The final performance can be seen below:


In [5]:
train_test_plots(train_stats, test_stats, 
                 plot_cumulative_success_rate)
train_test_plots(train_stats, test_stats, 
                 plot_cumulative_crimes)


Optimality of the final policy

The agent effectively either took the waypoint or sat if it was illegal. That, to me, is optimal.
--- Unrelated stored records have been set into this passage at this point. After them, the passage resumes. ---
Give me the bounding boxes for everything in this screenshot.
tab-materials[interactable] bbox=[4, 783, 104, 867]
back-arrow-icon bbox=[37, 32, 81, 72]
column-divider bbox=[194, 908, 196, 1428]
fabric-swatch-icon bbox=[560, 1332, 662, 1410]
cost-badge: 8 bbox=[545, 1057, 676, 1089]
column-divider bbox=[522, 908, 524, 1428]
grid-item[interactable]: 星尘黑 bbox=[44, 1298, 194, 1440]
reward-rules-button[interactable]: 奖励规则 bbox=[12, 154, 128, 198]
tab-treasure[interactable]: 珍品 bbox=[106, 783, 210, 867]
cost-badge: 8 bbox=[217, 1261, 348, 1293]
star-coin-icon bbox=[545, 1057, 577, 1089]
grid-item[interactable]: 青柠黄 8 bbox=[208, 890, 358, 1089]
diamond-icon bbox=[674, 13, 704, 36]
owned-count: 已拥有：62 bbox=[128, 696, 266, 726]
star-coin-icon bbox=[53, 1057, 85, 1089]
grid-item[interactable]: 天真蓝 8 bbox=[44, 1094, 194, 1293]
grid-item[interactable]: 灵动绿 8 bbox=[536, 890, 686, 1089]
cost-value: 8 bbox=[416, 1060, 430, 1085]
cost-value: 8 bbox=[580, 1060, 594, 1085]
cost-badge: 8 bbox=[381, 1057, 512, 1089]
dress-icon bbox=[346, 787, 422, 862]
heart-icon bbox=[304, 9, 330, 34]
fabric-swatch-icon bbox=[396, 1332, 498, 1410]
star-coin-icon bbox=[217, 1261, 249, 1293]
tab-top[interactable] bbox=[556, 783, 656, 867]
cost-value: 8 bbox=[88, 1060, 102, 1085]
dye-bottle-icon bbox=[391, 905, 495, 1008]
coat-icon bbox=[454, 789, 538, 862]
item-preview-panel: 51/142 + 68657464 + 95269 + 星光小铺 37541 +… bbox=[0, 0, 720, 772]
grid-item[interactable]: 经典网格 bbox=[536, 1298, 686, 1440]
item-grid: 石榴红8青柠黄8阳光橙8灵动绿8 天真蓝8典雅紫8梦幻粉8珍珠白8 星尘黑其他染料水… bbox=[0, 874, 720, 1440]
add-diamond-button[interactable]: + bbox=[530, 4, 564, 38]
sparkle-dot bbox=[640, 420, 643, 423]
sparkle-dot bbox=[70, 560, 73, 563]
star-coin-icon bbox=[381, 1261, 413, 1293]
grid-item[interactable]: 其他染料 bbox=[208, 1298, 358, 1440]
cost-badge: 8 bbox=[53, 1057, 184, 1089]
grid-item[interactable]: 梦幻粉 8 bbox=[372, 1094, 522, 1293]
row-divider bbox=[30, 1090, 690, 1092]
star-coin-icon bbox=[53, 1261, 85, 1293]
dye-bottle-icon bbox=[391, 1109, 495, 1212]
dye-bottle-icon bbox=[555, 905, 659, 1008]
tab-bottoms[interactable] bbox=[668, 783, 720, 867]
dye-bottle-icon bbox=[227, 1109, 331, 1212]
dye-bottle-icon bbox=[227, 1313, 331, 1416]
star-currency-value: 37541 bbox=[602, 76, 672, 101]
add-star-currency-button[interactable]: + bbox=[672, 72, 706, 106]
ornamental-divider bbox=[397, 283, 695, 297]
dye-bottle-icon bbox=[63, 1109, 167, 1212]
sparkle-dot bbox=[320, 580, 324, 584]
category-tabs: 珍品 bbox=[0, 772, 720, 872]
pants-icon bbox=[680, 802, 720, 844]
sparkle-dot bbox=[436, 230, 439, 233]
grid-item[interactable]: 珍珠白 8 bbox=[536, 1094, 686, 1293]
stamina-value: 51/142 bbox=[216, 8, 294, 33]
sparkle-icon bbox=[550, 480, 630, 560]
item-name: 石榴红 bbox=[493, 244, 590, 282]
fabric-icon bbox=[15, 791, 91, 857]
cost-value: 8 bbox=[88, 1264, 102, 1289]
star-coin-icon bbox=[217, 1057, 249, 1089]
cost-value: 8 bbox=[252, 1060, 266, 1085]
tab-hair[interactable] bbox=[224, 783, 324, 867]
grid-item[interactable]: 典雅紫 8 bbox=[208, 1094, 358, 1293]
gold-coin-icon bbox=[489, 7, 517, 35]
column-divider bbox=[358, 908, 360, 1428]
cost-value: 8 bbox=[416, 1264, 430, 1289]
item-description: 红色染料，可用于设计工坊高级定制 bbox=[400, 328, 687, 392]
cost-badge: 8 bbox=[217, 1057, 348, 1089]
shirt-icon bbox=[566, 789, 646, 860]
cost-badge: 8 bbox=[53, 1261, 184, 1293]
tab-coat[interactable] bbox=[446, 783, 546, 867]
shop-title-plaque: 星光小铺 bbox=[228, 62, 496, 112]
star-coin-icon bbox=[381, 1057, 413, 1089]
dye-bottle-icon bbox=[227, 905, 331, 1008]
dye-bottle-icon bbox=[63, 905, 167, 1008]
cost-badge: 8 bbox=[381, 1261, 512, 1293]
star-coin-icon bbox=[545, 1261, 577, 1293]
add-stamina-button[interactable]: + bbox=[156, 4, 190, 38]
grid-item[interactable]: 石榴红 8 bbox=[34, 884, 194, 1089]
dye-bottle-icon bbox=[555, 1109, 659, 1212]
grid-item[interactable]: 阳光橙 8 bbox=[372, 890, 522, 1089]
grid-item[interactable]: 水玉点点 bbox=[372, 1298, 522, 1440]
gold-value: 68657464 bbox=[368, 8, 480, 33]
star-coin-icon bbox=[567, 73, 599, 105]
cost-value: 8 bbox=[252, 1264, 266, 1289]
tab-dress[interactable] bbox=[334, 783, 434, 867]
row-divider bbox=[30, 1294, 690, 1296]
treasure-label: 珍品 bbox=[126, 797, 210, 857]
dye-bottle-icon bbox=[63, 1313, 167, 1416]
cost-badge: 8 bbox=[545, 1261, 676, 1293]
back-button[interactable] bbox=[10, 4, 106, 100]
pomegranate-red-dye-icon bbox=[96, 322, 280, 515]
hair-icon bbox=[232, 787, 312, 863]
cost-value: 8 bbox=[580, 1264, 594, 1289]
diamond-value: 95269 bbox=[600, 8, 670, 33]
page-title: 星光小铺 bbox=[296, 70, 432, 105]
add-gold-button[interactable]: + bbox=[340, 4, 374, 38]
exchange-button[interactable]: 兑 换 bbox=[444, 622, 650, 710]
Something I also looked into was learning my own waypoint by giving relative headings to the destination [up-left, up, up-right, left, right, down-left, down, down-right]. Obviously the environment is rewarding the wrong rewards for this scenario (tuned to the given waypoint), and I did not want to tamper with the environment so I wasn’t able to test this sufficiently.

To get a formal measure of optimality, for each trial, I counted the number of steps, $t$, as well as the number of suboptimal steps (legal but not following waypoint) $t_s$ and crime (illegal) steps $t_c$. Optimality, $\theta$, on each trial is then 1 minus the ratio of non-optimal steps:

$$\theta = 1 - \frac{t_n + t_c}{t}$$

This is shown below for each trial:


In [6]:
def plot_cumulative_optimality(stats, sim_type, ax=None):
    (1. - (stats['suboptimals'] + stats['crimes']) / 
     stats['n_turns']).plot(
        ax=ax, kind='area', stacked=False, figsize=(15, 8), 
        title='%s Optimality in Each Trial' % (
            sim_type
        )
    )
    pylab.ylabel('% of Optimal Moves')
    pylab.xlabel('Trial#')

train_test_plots(train_stats, test_stats, 
                 plot_cumulative_optimality)


Overall, the training model seems to learn the optimal path pretty quickly. Once exploration is turned off, the agent is near optimal.